Sure enough, the thing was still there, and on this occasion he took a good long look at it. Yes – he had been right the first time! There wasn’t the slightest doubt about it! It was really unbelievable!
What he saw was a piece of furniture that any expert would have given almost anything to acquire. To a layman, it might not have appeared particularly impressive, especially when covered over as it was with dirty white paint, but to Mr Boggis it was a dealer’s dream. He knew, as does every other dealer in Europe and America, that among the most celebrated and coveted examples of eighteenth-century English furniture in existence are the three famous pieces known as ‘The Chippendale Commodes’. He knew their history backwards – that the first was’ discovered’ in 1920, in a house at Moreton-in-Marsh, and was sold at Sotheby’s the same year; that the other two turned up in the same auction rooms a year later, both coming out of Raynham Hall, Norfolk. They all fetched enormous prices. He couldn’t quite remember the exact figure for the first one, or even the second, but he knew for certain that the last one to be sold had fetched thirty-nine hundred guineas. And that was in 1921! Today the same piece would surely be worth ten thousand pounds. Some man, Mr Boggis couldn’t remember his name, had made a study of these commodes fairly recently and had proved that all three must have come from the same workshop, for the veneers were all from the same log, and the same set of templates had been used in the construction of each. No invoices had been found for any of them, but all the experts were agreed that these three commodes could have been executed only by Thomas Chippendale himself, with his ow
n hands, at the most exalted period in his career.
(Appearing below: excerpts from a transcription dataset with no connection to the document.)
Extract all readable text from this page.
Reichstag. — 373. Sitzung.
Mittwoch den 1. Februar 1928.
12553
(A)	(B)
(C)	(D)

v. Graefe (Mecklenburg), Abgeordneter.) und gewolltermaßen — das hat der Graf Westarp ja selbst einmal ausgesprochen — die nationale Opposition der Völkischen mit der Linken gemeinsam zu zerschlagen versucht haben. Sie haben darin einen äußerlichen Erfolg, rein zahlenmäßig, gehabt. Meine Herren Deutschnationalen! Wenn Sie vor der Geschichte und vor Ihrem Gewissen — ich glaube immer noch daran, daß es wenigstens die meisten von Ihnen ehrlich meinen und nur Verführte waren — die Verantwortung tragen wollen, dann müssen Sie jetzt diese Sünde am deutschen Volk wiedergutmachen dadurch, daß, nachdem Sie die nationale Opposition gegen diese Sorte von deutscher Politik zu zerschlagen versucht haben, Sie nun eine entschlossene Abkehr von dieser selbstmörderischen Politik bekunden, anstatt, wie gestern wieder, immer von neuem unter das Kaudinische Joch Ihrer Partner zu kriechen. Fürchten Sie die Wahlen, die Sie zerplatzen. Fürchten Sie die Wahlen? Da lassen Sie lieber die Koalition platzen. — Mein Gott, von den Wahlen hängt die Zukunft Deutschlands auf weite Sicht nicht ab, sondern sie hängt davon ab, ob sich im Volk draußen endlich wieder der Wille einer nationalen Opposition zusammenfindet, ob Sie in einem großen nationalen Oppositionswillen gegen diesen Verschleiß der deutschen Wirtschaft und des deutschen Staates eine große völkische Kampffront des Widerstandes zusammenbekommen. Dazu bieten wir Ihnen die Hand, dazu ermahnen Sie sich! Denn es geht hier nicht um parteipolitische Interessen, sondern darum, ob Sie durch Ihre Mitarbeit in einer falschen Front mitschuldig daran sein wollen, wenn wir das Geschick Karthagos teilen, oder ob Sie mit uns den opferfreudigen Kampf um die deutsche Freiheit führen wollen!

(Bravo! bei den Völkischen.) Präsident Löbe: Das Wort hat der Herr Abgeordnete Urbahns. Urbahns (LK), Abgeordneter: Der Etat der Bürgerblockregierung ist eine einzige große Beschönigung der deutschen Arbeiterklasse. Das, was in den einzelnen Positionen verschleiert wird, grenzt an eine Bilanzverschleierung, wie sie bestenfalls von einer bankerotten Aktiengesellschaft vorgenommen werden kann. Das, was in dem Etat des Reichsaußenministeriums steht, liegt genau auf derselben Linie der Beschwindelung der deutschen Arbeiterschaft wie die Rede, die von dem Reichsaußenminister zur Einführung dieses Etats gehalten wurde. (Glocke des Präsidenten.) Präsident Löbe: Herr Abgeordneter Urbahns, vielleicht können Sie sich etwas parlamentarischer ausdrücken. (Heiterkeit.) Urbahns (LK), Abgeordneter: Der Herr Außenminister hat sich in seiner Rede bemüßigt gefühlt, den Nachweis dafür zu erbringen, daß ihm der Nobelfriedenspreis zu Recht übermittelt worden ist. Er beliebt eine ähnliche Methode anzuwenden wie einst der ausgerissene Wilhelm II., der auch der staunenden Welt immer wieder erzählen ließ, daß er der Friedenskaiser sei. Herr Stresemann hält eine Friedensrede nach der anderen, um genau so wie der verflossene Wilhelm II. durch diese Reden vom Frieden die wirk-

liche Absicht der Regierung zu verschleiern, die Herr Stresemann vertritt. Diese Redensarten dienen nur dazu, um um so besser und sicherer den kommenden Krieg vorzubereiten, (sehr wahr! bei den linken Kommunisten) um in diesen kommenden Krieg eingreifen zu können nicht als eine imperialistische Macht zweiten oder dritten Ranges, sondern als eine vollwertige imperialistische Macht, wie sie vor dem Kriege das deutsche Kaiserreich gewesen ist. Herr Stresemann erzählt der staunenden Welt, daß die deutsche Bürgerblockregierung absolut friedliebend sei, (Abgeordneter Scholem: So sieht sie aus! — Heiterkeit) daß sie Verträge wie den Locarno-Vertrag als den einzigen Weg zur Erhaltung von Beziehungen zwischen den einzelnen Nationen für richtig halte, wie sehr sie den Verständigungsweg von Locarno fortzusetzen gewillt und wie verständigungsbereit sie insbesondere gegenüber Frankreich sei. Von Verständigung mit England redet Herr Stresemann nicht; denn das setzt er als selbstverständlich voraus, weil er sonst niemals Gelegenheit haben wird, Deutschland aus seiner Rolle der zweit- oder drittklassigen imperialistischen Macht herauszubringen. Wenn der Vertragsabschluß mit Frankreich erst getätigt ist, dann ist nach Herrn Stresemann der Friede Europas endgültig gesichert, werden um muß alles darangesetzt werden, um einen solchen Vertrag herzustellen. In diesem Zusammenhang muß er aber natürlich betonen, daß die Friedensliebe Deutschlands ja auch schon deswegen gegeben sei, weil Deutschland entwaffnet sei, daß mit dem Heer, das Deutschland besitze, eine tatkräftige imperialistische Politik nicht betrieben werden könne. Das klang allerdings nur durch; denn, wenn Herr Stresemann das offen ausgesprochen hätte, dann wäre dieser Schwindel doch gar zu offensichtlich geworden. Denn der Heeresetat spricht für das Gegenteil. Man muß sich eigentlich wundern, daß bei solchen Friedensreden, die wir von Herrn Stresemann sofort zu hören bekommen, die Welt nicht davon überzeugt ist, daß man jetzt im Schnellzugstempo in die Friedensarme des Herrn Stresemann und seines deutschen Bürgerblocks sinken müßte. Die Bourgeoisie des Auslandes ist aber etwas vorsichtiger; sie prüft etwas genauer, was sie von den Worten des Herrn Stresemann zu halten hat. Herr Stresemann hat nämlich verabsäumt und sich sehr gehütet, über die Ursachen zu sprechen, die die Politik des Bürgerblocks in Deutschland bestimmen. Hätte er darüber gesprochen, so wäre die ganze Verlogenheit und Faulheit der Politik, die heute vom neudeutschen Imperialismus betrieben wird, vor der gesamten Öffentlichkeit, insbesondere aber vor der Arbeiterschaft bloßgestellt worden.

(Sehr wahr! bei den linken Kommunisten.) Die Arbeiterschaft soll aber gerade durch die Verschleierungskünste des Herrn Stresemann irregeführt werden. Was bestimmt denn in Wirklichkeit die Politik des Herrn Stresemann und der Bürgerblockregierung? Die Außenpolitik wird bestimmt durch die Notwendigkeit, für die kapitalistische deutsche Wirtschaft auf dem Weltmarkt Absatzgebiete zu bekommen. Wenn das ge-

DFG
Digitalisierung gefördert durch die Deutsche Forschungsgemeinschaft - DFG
And here, Mr Boggis kept telling himself as he peered cautiously through the crack in his fingers, here was the fourth Chippendale Commode! And he had found it! He would be rich! He would also be famous! Each of the other three was known throughout the furniture world by a special name – The Chastleton Commode, the First Raynham Commode, The Second Raynham Commode. This one would go down in history as the Boggis Commode! Just imagine the faces of the boys up there in London when they got a look at it tomorrow morning! And the luscious offers coming in from the big fellows over in the West End – Frank Partridge, Mallett, Jetley, and the rest of them! There would be a picture of it in The Times, and it would say, ‘The very fine Chippendale Commode which was recently discovered by Mr Cyril Boggis, a London dealer….’ Dear God, what a stir he was going to make!
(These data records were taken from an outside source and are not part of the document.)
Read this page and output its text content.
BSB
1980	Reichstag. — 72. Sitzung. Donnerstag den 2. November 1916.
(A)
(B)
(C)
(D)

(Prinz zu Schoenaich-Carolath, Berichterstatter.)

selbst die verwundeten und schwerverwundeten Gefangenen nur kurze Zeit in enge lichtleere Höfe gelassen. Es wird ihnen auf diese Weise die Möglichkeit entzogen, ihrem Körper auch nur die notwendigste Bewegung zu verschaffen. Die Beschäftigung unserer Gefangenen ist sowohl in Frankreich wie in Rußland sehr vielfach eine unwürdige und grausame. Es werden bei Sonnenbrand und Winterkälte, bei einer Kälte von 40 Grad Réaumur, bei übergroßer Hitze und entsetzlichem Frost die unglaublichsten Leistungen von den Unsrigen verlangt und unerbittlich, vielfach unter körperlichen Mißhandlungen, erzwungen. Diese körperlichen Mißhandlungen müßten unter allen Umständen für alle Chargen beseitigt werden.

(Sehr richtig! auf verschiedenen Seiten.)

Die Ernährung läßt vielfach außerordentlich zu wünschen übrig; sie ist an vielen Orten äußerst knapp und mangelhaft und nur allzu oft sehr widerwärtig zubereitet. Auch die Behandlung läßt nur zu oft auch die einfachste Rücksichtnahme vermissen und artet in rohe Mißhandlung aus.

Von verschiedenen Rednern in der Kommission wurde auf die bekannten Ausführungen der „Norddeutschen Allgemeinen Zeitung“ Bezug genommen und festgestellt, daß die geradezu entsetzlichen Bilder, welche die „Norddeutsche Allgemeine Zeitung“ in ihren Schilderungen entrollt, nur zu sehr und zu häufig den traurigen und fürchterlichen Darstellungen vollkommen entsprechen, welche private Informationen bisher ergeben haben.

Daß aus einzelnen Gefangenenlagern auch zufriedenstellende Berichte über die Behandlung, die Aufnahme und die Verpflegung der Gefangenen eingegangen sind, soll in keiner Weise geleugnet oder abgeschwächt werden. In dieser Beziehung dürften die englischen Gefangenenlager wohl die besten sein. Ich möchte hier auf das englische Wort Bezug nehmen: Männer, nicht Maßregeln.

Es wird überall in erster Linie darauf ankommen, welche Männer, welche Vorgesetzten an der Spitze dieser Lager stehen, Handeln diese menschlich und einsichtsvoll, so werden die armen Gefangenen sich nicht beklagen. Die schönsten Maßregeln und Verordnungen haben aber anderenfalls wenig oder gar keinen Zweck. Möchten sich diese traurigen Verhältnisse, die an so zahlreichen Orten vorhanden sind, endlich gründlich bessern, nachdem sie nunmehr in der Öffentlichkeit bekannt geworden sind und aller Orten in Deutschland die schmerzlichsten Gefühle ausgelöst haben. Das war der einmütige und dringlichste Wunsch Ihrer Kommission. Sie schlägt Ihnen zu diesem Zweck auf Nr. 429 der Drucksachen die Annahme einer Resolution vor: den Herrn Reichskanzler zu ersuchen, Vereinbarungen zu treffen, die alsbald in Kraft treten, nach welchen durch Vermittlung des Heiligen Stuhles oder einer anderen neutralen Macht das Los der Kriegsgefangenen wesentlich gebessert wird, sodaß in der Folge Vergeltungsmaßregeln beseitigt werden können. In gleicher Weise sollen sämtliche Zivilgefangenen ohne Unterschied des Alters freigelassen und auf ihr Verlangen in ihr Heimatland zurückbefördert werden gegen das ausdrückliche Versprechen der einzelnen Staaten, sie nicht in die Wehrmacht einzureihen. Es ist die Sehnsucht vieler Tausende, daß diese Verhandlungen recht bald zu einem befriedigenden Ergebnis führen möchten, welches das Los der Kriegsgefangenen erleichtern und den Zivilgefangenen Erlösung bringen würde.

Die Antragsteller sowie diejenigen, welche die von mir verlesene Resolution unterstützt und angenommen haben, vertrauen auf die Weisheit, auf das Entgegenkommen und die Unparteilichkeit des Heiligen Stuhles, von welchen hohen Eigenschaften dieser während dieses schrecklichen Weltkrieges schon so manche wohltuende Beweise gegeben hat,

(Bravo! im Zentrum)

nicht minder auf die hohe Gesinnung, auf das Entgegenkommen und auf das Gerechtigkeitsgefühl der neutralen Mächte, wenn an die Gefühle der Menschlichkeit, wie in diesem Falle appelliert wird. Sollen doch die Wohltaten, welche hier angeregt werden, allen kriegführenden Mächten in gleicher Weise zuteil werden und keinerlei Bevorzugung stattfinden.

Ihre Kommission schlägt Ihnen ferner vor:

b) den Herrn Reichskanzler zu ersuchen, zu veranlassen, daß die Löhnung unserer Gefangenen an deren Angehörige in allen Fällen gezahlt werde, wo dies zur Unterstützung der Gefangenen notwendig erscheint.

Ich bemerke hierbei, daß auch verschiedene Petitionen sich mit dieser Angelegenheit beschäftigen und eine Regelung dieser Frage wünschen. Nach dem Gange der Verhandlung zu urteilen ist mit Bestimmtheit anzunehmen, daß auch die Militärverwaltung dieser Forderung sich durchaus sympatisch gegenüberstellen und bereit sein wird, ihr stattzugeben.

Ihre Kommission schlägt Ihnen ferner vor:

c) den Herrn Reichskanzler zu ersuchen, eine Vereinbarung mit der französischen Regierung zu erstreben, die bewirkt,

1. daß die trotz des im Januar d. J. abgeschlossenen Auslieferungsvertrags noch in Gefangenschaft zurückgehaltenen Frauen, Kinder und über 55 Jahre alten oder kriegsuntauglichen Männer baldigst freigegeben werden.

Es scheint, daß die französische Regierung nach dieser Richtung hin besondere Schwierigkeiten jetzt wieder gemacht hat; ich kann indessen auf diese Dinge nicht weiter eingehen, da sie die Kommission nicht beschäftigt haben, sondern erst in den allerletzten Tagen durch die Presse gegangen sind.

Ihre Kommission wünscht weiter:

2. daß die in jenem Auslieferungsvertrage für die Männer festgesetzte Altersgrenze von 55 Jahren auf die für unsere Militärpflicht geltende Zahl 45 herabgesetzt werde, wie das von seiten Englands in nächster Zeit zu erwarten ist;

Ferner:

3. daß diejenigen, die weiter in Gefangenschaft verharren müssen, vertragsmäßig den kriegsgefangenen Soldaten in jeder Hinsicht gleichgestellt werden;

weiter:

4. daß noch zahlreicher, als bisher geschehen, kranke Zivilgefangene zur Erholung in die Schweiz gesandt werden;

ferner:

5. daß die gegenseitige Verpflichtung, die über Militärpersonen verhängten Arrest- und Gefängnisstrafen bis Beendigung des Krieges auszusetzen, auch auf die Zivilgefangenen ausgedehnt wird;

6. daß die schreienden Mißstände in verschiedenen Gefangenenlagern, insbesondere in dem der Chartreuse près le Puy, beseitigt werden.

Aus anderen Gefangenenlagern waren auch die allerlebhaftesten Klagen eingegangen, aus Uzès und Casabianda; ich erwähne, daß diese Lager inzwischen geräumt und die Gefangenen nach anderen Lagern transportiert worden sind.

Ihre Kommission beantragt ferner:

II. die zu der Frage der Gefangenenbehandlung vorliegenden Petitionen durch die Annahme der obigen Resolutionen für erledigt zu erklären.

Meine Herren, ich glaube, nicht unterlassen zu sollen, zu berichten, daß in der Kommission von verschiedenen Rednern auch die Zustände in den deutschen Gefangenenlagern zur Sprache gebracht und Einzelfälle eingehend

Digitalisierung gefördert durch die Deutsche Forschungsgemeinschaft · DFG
This one here, Mr Boggis thought, was almost exactly similar to the Second Raynham Commode. (All three, the Chastleton and the two Raynhams, differed from one another in a number of small ways.) It was a most impressive, handsome affair, built in the French rococo style of Chippendale’s Directoire period, a kind of large fat chest-of-drawers set upon four carved and fluted legs that raised it about a foot from the ground. There were six drawers in all, two long ones in the middle and two shorter ones on either side. The serpentine front was magnificently ornamented along the top and sides and bottom, and also vertically between each set of drawers, with intricate carvings of festoons and scrolls and clusters. The brass handles, although partly obscured by white paint, appeared to be superb. It was, of course, a rather ‘heavy’ piece, but the design had been executed with such elegance and grace that the heaviness was in no way offensive.
‘How’re you feeling now?’ Mr Boggis heard someone saying.
‘Thank you, thank you. I’m much better already. It passes quickly. My doctor says it’s nothing to worry about really so long as I rest for a few minutes whenever it happens. Ah yes,’ he said, raising himself slowly to his feet. ‘That’s better. I’m all right now.’